Die Ursachen für die reale Unterdrückung und ihre Folgen – fehlende Arbeitsmöglichkeiten, schlechte Bezahlung, keine Förderung, Abhängigkeit vom Einkommen des Mannes – werden nicht bekämpft als Gründe und Mittel zur Verstetigung der rassistischen Unterdrückung. Stattdessen wird die Ausgrenzung, Schlechterstellung der Muslima und Muslime deren falschem Bewusstsein in die Schuhe geschoben. Es wird so getan, als ob MigrantInnen plötzlich gleiche Chancen am Arbeitsmarkt, im Bildungssystem, bei der Wohnungssuche hätten, wenn sie ihren Glauben ablegen und sich „voll integrieren“ würden.

Schließlich wird den Unterdrückten – und hier besonders den muslimischen Frauen – im rassistischen Denken auch noch jede Subjekthaftigkeit abgesprochen. Die verschleierte Frau kann gar nicht für sich sprechen, mag sie auch noch so beredt sein. Sie muss vom Staat „befreit“ werden durch Zwangsmaßnahmen (Schleierverbot, …). Zeigt sie dafür kein Verständnis, so wird ihr das auch noch zum Vorwurf gemacht oder dies als Beleg dafür interpretiert, dass solche Frauen eben zu rückständig wären, ihr eigenes Interesse zu erkennen.

Das ist weißer, demokratischer, zivilisatorischer Rassismus at it’s best. Sein Paternalismus offenbart aber auch seinen reaktionären, imperialistischen Charakter.

Der Kern dieser Sorge um die „muslimische“ Frau besteht nämlich darin, dass es gar nicht um den Kampf gegen Frauenunterdrückung geht. Die Rechte von migrantischen Frauen, Geflüchteten (wie auch dieser Männer) sind letztlich egal. Die Behauptung, dass der Islam eine besondere reaktionäre Religion, grundlegend tiefer, widerspruchslos unterdrückerisch wäre, läuft letztlich darauf hinaus, dass Muslima und Muslime im Gegensatz zu Menschen anderer religiöser Überzeugungen zuerst ihre Religion ablegen müssen, bevor sie überhaupt als gleiche Menschen gelten können. Indem dem Islam diese Besonderheit zugeschrieben wird, verkehrt der Rassismus die Ursache für die Unterdrückung von Muslimen in ihr Gegenteil – der Islam, die Religion, die muslimischen Menschen selbst werden dazu erklärt. Sie müssten sich assimilieren, „integrieren“, ihre eigene Identität „ablegen“, um dann als „gute“ integrierte, in der westlichen Gemeinschaft anzukommen. Die Verlogenheit dieser Forderung zeigt sich gerade bei jenen, die seit Jahrzehnten „angekommen“ sind, den Jugendlichen in den Pariser Vorstädten, den jungen Menschen der zweiten und dritten Generation, denen eine Zukunft als Erwerbslose, Jobber, TeilzeitarbeiterInnen, prekär Beschäftigte bevorsteht, für die der Kapitalismus, wenn überhaupt, Zugang nur zum „zweiten Arbeitsmarkt“ bietet.

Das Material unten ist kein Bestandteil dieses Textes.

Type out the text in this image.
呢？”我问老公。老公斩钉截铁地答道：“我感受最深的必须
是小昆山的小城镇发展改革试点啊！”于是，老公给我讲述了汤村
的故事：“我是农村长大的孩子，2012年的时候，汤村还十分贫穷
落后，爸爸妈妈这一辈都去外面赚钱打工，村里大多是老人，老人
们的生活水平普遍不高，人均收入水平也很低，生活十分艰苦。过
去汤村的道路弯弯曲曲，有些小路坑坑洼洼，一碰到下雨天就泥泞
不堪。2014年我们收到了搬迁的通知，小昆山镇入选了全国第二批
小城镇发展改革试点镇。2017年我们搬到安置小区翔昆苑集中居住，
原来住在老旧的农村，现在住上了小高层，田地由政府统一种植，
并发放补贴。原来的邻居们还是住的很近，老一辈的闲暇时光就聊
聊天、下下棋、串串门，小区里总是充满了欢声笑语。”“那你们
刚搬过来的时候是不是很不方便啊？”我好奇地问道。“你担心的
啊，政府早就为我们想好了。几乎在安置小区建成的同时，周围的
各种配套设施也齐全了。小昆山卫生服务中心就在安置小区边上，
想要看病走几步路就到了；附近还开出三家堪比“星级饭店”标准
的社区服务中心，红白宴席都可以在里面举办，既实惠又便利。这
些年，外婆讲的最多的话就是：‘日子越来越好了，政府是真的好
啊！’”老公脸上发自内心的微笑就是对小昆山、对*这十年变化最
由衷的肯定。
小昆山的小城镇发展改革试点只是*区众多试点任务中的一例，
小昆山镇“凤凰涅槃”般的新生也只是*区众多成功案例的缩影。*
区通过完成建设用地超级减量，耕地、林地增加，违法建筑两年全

Echte Integration und gemeinsamer Kampf gegen Frauenunterdrückung sind daher nur möglich, wenn der Kampf für gleiche Rechte, für offene Grenzen, gleichen Zugang zu Bildung, Ausbildung und Arbeit mit dem Kampf gegen den anti-muslimischen Rassismus in allen seinen Spielarten verbunden wird.